Part of what made this particular wave of direct action so compelling is how successful it was, on multiple fronts. Given how hard it is to get a critical mass to agree on anything when the country is brutally riven by partisanship and political divisions, the public support for the strikes —from parents, students, and even presidential hopefuls Senators Kamala Harris, Bernie Sanders, and Elizabeth Warren—seemed nothing short of miraculous. Teachers made clear that they weren’t just fighting for their own livelihoods; and it was difficult for anyone but the most craven capitalist shill (looking at you, Betsy DeVos) to argue against the idea of allocating more resources for educating future generations. Images of teachers joined by parents and schoolchildren on picket lines struck a chord with the public, and Republican politicians who opposed the strikes found themselves on the outs with their constituents. Some even lost their seats—to teachers.
2019, while still young, has shown that it’s in the running to be yet another extraordinarily important one for America’s unions, with teachers still at the forefront.
The court of public opinion can make or break large-scale action; following the 2018 strike wave, a Gallup poll reported that public support of unions had risen to 62 percent. This wasn’t entirely due to the teachers—a number of important labor battles and organizing drives were already underway in 2018—but their refusal to back down and obvious concern for their young charges certainly didn’t hurt. As Rosa Luxemburg Siftung recently reported, “According to the 2018 Phi Delta Kappan Poll of the Public’s Attitudes Toward the Public School, two-thirds of Americans believe that teachers are not paid enough. 78 percent of public school parents and 73 percent of the general public say that they would support striking teachers in their own communities.”

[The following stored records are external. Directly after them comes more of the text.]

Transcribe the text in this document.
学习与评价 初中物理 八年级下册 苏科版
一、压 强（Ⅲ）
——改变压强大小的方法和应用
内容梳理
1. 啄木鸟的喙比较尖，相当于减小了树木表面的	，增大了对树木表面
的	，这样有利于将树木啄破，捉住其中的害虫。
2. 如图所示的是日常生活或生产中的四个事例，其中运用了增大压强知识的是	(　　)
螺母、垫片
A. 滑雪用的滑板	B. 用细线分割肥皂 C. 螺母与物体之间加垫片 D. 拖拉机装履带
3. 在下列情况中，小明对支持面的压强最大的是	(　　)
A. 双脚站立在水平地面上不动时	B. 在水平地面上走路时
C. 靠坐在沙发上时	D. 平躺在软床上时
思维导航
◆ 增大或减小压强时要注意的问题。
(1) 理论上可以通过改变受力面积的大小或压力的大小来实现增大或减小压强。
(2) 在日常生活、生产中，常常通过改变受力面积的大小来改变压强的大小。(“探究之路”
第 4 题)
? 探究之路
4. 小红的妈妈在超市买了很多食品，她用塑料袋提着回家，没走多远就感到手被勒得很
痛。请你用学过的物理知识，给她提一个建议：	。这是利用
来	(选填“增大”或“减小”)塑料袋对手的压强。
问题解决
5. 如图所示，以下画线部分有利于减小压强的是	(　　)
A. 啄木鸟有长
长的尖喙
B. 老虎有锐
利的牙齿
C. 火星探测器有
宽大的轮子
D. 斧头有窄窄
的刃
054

2019, while still young, has shown that it’s in the running to be yet another extraordinarily important one for America’s unions, with teachers still at the forefront. Labor leaders worried that the result of 2018’s Janus v. American Federation of State, County, and Municipal Employees Supreme Court case would decimate public-sector unions, but—much to the chagrin of the conservative Republicans championing the case—their worst fears failed to materialize. Already, more strikes have erupted in the cities of Denver, Oakland, Los Angeles, as well as again in West Virginia, where 19,000 teachers staged a walkout to protest a Republican plan to privatize public education.
And as more than 30,000 members of United Teachers Los Angeles hit the bricks in January 2019, union leadership described their six-day strike as “a battle for the soul of public education,” outlining exactly what’s at stake. There’s no end in sight, nor should there be—as Red for Ed has made clear, there is power in a union, and there is still so much work to do.